This study was motivated from field observation of severe and fatal injuries to abdominal solid organs in side impacts, and the necessity to assess these injuries when using a full-body human model in the development of restraint system devices. The goal of this work was to develop and validate model-based injury criteria for the spleen and kidneys in side impacts.

Takata’s existing in-house full-body human model was used to develop and validate the injury criteria for the spleen and kidneys. At the tissue and organ level, meshes of both the spleen and kidneys were refined, and the material models for these organs were validated against test data generated from multiple sources at different loading rates. At the whole body level, three series of post-mortem human subjects (PMHS) tests were selected for the model validations, which include Wayne State University PMHS linear side impact cases (Chung, et al. 1999), and Medical College of Wisconsin (MCW) PMHS side airbag (SAB) static and dynamic out-of-position (OOP) test cases (Hallman, et al. 2010). To quantify the SAB loading, a generic SAB model in MCW’s OOP tests was characterized according to the MCW setup (Hallman, et al. 2009) with the same level of deployment energy and the same airbag volume and dimensions. The PMHS test validation results showed very good correlation with the force-displacement corridors developed from the existing literature for the spleen and kidneys.

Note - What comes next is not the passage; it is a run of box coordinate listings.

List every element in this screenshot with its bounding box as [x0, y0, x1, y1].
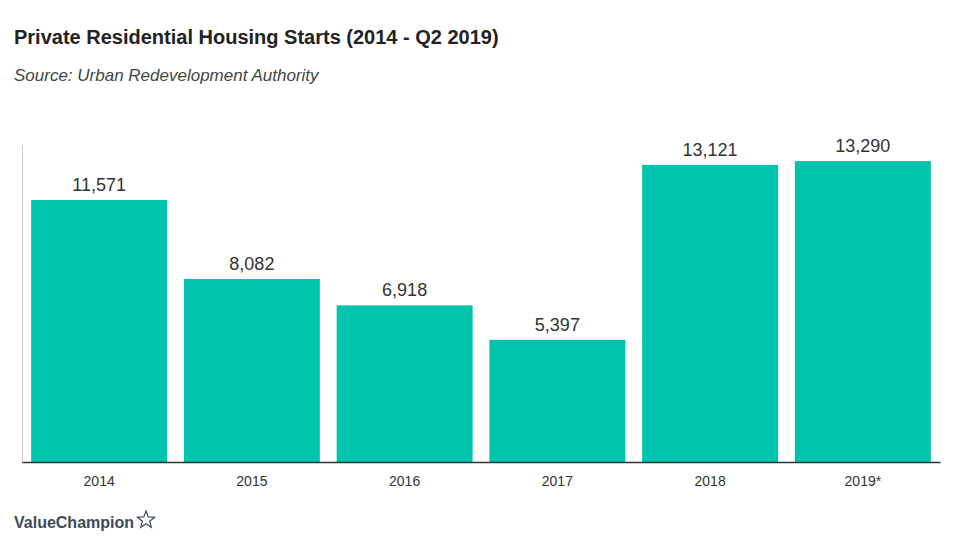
title: Private Residential Housing Starts (2014…: [14, 26, 499, 48]
x-tick-label: 2016: [389, 473, 420, 489]
x-tick: 2016: [389, 473, 420, 489]
bars: [31, 161, 931, 462]
bar: [642, 165, 778, 462]
data-label: 5,397: [535, 315, 580, 335]
bar: [31, 200, 167, 462]
x-tick: 2014: [84, 473, 115, 489]
logo-star: [137, 511, 154, 527]
x-tick: 2015: [236, 473, 267, 489]
bar: [184, 279, 320, 462]
y-axis: [22, 146, 23, 463]
x-tick: 2017: [542, 473, 573, 489]
bar: [795, 161, 931, 462]
x-tick-label: 2015: [236, 473, 267, 489]
x-tick-label: 2018: [695, 473, 726, 489]
data-label: 13,121: [683, 140, 738, 160]
x-axis: 2014 2015 2016 2017 2018 2019*: [23, 463, 941, 489]
x-tick: 2018: [695, 473, 726, 489]
x-tick-label: 2019*: [845, 473, 882, 489]
y-axis-line: [22, 146, 23, 463]
data-label: 8,082: [229, 254, 274, 274]
data-label: 13,290: [835, 136, 890, 156]
x-tick-label: 2014: [84, 473, 115, 489]
chart: Private Residential Housing Starts (2014…: [0, 0, 960, 550]
data-label: 11,571: [72, 175, 126, 195]
x-tick: 2019*: [845, 473, 882, 489]
data-label: 6,918: [382, 280, 427, 300]
annotation: ValueChampion: [14, 514, 134, 531]
data-labels: 11,571 8,082 6,918 5,397 13,121 13,290: [72, 136, 890, 335]
bar: [337, 305, 473, 462]
x-axis-line: [23, 462, 941, 464]
subtitle: Source: Urban Redevelopment Authority: [14, 66, 320, 85]
x-tick-label: 2017: [542, 473, 573, 489]
bar: [489, 340, 625, 462]
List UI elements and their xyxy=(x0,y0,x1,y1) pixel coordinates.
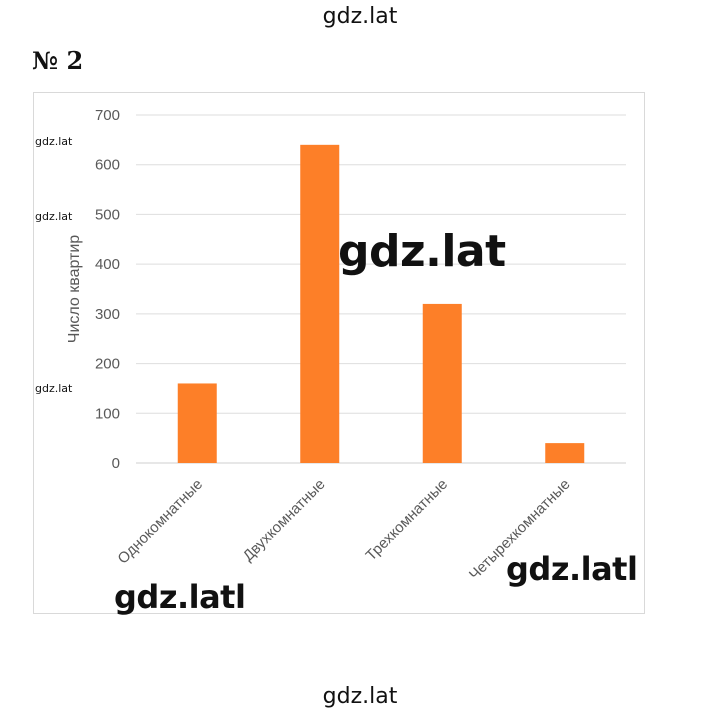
y-tick-label: 500 xyxy=(95,206,120,223)
bar xyxy=(422,303,462,463)
y-axis-label: Число квартир xyxy=(66,235,83,343)
y-tick-label: 400 xyxy=(95,256,120,273)
watermark-bottom-right: gdz.latl xyxy=(506,550,638,588)
bar xyxy=(300,144,340,464)
watermark-center: gdz.lat xyxy=(338,226,506,277)
x-tick-label: Однокомнатные xyxy=(114,476,206,568)
watermark-top: gdz.lat xyxy=(322,4,398,29)
watermark-side-2: gdz.lat xyxy=(35,210,73,223)
bar xyxy=(177,383,217,463)
bar xyxy=(545,443,585,463)
y-tick-label: 700 xyxy=(95,107,120,124)
y-tick-label: 100 xyxy=(95,405,120,422)
watermark-side-3: gdz.lat xyxy=(35,382,73,395)
y-tick-label: 600 xyxy=(95,157,120,174)
chart-frame: 0 100 200 300 400 500 600 700 Число квартир Однок… xyxy=(33,92,645,614)
x-tick-label: Двухкомнатные xyxy=(240,476,329,565)
y-tick-label: 0 xyxy=(112,455,120,472)
y-tick-label: 200 xyxy=(95,356,120,373)
watermark-bottom-left: gdz.latl xyxy=(114,578,246,616)
watermark-bottom: gdz.lat xyxy=(322,684,398,709)
y-tick-label: 300 xyxy=(95,306,120,323)
x-tick-label: Трехкомнатные xyxy=(363,476,451,564)
watermark-side-1: gdz.lat xyxy=(35,135,73,148)
bar-chart: 0 100 200 300 400 500 600 700 Число квартир Однок… xyxy=(66,107,626,584)
task-number: № 2 xyxy=(32,46,84,75)
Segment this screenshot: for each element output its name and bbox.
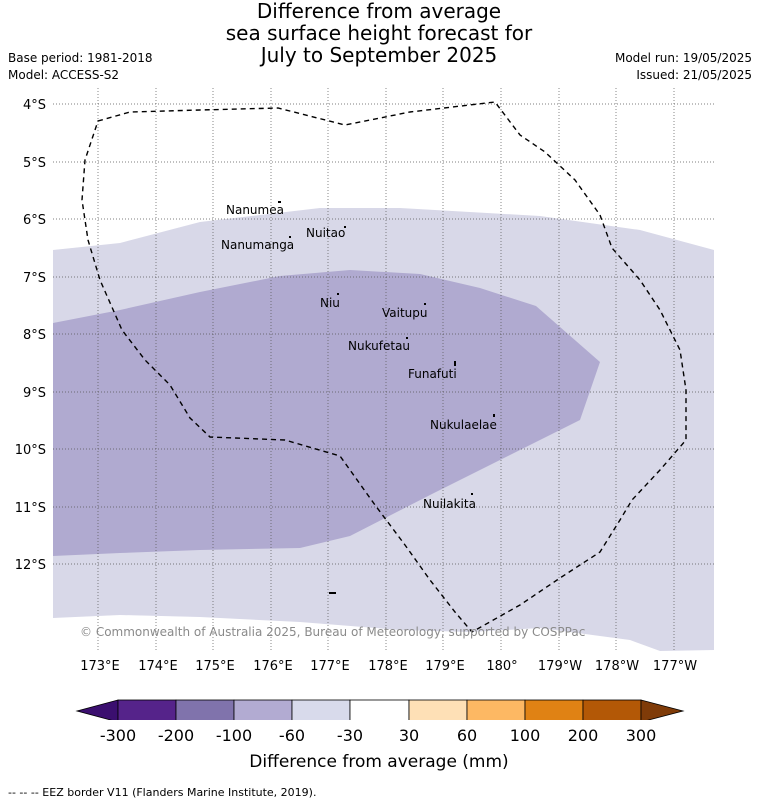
lon-label: 178°W — [595, 659, 639, 674]
lon-label: 177°W — [653, 659, 697, 674]
colorbar-tick: -60 — [278, 726, 306, 745]
lon-label: 180° — [486, 659, 517, 674]
lat-label: 4°S — [23, 98, 46, 113]
title-line-3: July to September 2025 — [260, 43, 498, 67]
place-nanumea: Nanumea — [226, 203, 284, 217]
title-line-2: sea surface height forecast for — [225, 21, 533, 45]
latitude-labels: 4°S 5°S 6°S 7°S 8°S 9°S 10°S 11°S 12°S — [15, 98, 46, 573]
colorbar-tick: 30 — [398, 726, 420, 745]
lat-label: 8°S — [23, 328, 46, 343]
lon-label: 173°E — [80, 659, 120, 674]
lat-label: 9°S — [23, 386, 46, 401]
place-nukufetau: Nukufetau — [348, 339, 410, 353]
colorbar-segment — [524, 699, 584, 720]
colorbar-segment — [117, 699, 177, 720]
lon-label: 179°E — [425, 659, 465, 674]
place-nuilakita: Nuilakita — [423, 497, 476, 511]
colorbar-tick: -30 — [336, 726, 364, 745]
colorbar-segment — [291, 699, 351, 720]
place-niu: Niu — [320, 296, 340, 310]
meta-right: Model run: 19/05/2025 Issued: 21/05/2025 — [615, 50, 752, 84]
map-svg: Nanumea Nuitao Nanumanga Niu Vaitupu Nuk… — [15, 88, 714, 720]
eez-footnote: -- -- -- EEZ border V11 (Flanders Marine… — [8, 786, 317, 799]
colorbar-min-extend — [75, 699, 119, 720]
chart-title: Difference from average sea surface heig… — [0, 0, 758, 66]
lon-label: 179°W — [538, 659, 582, 674]
colorbar-segment — [233, 699, 293, 720]
eez-border — [81, 101, 687, 633]
colorbar-tick: 100 — [509, 726, 541, 745]
colorbar-segment — [582, 699, 642, 720]
gridlines — [53, 88, 714, 650]
copyright-credit: © Commonwealth of Australia 2025, Bureau… — [80, 625, 585, 639]
lon-label: 178°E — [368, 659, 408, 674]
anomaly-mid-band — [53, 270, 600, 556]
place-vaitupu: Vaitupu — [382, 306, 428, 320]
issued-date: Issued: 21/05/2025 — [636, 68, 752, 82]
title-line-1: Difference from average — [256, 0, 502, 23]
colorbar-segment — [349, 699, 410, 720]
lat-label: 6°S — [23, 213, 46, 228]
lon-label: 177°E — [310, 659, 350, 674]
lon-label: 175°E — [195, 659, 235, 674]
colorbar-max-extend — [640, 699, 685, 720]
place-nukulaelae: Nukulaelae — [430, 418, 497, 432]
colorbar-tick: -200 — [157, 726, 195, 745]
lat-label: 5°S — [23, 156, 46, 171]
lat-label: 11°S — [15, 501, 46, 516]
lon-label: 176°E — [253, 659, 293, 674]
colorbar-segment — [466, 699, 526, 720]
colorbar-tick: -300 — [99, 726, 137, 745]
colorbar-tick: -100 — [215, 726, 253, 745]
colorbar-segment — [408, 699, 468, 720]
longitude-labels: 173°E 174°E 175°E 176°E 177°E 178°E 179°… — [80, 659, 697, 674]
islands — [278, 201, 495, 594]
colorbar-label: Difference from average (mm) — [249, 752, 509, 772]
lat-label: 12°S — [15, 558, 46, 573]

Chest deformations at the Axilla, Xyphoid, and T10 level were validated against chest band measurements, as were accelerations at T1, T12, and the sacrum. Finally, forces from rigid loading plates at the thorax, abdomen, and pelvis regions were all validated against the tests.

To develop the injury criteria for the spleen and kidneys, different measures for the tissue injuries were evaluated against the selected PMHS test data, including:​ principal stress, principle strain, and strain energy density (SED). It was found that the tolerances of the stress and strain-based injury measures varied widely with the PMHS test set-up, loading conditions, and modeling methods. Comparatively, peak SED showed much less variability and therefore SED is proposed as the indicator of injury risk for both the spleen and kidney. The injury thresholds for the spleen and kidney are 35KJ/m³ and 27KJ/m³, respectively, for the current study, which are consistent with both the tissue-level material test data reported from the literature and the PMHS full body side impact tests.